1) Если сердишься на людей, то подумай, не оттого ли, что сам плох. Если сердишься на животных, то все вероятия за то, что плохота в тебе. Если же сердишься на вещи, то знай, что все в тебе и надо взять себя в руки.
[…] 3) Какой большой грех я сделал, отдав детям состояние. Всем повредил, даже дочерям. Ясно вижу это теперь.
Не обедал. Мучительная тоска от сознания мерзости своей жизни среди работающих для того, чтобы еле-еле избавиться от холодной, голодной смерти, избавить себя и семью. Вчера жрут пятнадцать человек блины, человек пять, шесть семейных людей бегают, еле поспевая готовить, разносить жранье. Мучительно стыдно, ужасно. Вчера проехал мимо бьющих камень, точно меня сквозь строй прогнали. Да, тяжела, мучительна нужда и зависть, и зло на богатых, но не знаю, но мучительней ли стыд моей жизни.
Ночью было тяжело физически, и немного влияет на духовное. Встал поздно. Бодянская о муже, приговоренном по Новороссийской республике. Написал Олсуфьеву. Вел себя хорошо и с нищими, и с просителем. Ездил в Овсянниково.

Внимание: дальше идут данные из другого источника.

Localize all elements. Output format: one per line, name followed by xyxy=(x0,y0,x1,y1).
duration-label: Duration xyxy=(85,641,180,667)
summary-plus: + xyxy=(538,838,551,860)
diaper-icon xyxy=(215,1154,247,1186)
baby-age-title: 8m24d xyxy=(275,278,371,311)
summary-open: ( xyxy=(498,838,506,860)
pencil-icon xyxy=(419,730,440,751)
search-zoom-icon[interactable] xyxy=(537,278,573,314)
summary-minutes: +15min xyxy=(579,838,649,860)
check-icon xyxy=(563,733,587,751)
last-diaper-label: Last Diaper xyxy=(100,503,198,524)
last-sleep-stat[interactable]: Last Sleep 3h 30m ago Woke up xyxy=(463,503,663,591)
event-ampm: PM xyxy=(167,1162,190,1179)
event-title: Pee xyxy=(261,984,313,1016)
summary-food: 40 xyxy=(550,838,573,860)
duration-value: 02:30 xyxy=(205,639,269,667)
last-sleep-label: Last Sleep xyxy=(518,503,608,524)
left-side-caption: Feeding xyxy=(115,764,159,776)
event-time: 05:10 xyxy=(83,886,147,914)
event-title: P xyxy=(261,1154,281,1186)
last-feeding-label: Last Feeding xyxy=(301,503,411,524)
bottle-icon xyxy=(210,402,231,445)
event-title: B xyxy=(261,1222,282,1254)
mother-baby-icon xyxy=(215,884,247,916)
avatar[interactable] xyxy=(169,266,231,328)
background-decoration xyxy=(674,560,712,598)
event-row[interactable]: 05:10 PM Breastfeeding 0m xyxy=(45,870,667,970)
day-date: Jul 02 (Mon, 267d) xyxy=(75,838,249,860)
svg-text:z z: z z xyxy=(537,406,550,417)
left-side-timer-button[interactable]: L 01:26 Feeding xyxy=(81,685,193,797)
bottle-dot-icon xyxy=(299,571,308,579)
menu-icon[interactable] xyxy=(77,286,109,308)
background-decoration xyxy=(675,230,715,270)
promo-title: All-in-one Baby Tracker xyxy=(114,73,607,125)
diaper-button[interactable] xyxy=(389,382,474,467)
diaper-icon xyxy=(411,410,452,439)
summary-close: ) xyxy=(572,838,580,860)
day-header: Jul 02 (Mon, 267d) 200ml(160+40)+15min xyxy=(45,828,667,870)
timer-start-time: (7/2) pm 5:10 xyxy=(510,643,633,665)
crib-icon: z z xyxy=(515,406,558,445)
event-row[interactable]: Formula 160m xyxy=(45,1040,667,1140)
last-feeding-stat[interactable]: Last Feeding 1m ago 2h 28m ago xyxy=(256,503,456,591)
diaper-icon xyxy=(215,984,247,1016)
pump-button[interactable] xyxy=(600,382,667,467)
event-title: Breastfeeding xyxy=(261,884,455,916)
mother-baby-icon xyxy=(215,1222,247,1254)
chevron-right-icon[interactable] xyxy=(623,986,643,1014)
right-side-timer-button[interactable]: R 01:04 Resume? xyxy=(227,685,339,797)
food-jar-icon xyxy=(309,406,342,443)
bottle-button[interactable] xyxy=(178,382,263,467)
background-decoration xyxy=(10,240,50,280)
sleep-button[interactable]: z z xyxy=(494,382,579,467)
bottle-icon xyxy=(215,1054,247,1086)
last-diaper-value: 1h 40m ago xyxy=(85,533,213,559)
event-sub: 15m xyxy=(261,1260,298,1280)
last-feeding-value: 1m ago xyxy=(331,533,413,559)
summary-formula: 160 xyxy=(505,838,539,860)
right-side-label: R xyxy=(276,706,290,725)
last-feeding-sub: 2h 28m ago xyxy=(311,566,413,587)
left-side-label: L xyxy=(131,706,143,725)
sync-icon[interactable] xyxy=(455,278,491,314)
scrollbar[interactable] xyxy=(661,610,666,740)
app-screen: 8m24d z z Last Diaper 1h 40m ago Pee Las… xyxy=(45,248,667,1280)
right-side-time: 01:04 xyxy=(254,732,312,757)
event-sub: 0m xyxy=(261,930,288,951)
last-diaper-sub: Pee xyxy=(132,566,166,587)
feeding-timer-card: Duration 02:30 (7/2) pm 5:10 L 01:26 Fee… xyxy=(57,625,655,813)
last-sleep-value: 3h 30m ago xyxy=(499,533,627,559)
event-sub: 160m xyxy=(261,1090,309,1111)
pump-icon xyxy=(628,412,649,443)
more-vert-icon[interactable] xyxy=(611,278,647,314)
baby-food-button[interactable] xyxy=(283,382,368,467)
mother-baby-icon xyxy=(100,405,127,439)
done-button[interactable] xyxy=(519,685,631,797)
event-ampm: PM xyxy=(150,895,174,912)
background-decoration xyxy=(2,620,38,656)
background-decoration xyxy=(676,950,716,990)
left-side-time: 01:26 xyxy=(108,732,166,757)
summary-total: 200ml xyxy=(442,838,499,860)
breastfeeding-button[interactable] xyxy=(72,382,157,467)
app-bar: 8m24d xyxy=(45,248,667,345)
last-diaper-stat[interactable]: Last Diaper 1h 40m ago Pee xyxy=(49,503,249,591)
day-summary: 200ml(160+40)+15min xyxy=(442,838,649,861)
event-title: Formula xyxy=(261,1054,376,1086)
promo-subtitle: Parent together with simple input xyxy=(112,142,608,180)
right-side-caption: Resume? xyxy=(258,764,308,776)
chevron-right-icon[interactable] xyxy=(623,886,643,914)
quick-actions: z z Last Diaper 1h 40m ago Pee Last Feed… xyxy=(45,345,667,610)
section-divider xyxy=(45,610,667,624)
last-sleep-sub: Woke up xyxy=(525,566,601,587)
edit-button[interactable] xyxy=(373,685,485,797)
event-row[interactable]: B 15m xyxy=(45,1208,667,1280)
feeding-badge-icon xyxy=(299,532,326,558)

Читал свои книги*
. Не нужно мне писать больше. Кажется, что в этом отношении я сделал, что мог. А хочется, страшно хочется.Вечером поправлял мысли «О жизни». Теперь 12 часов. Ложусь. Все дурное расположение духа. Смотри, держись, Лев Николаевич.
Соломахин очень приятен, а вечером из Самары железнодорожник. Сейчас немного знобит. Написал Саше.
Поправлял мысли «О жизни» и очень недоволен. Письма малоинтересные. К стыду своему, было неприятно меньшиковское рассуждение обо мне*
.С Булгаковым ездил в Телятинки. Приятно говорил с ним. Вечером читал изречение Талмуда. Все такое же дурное расположение духа. Так же и еще больше неприятно было, чем меньшиковская недоброта, ругательство мужика, которому я не дал 5 копеек. Записать:
1) Не помню кто, Досев или киевский студент, уговаривали меня бросить свою барскую жизнь, которую я веду, по их мнению, потому что не могу расстаться со сладкими кушаньями, катаниями на лошади и т. п. Это хорошо. Юродство. […]
Вчера посетитель: шпион, служивший в полиции и стрелявший в революционеров, пришел, ожидая моего сочувствия. И еще такой, что, очевидно, желал подделаться тем, что попов бранит. Очень тяжело это, что нельзя, то есть не умею по-человечески, то есть по-божьи, любовно и разумно обойтись со всяким. Сейчас, нынче два юноши меня поучали и обличали: один требовал, чтобы я «боролся» бомбами; другой: зачем я передал право собственности на сочинения до 80-го года. И тоже не умел кротко, без иронии обойтись с ними.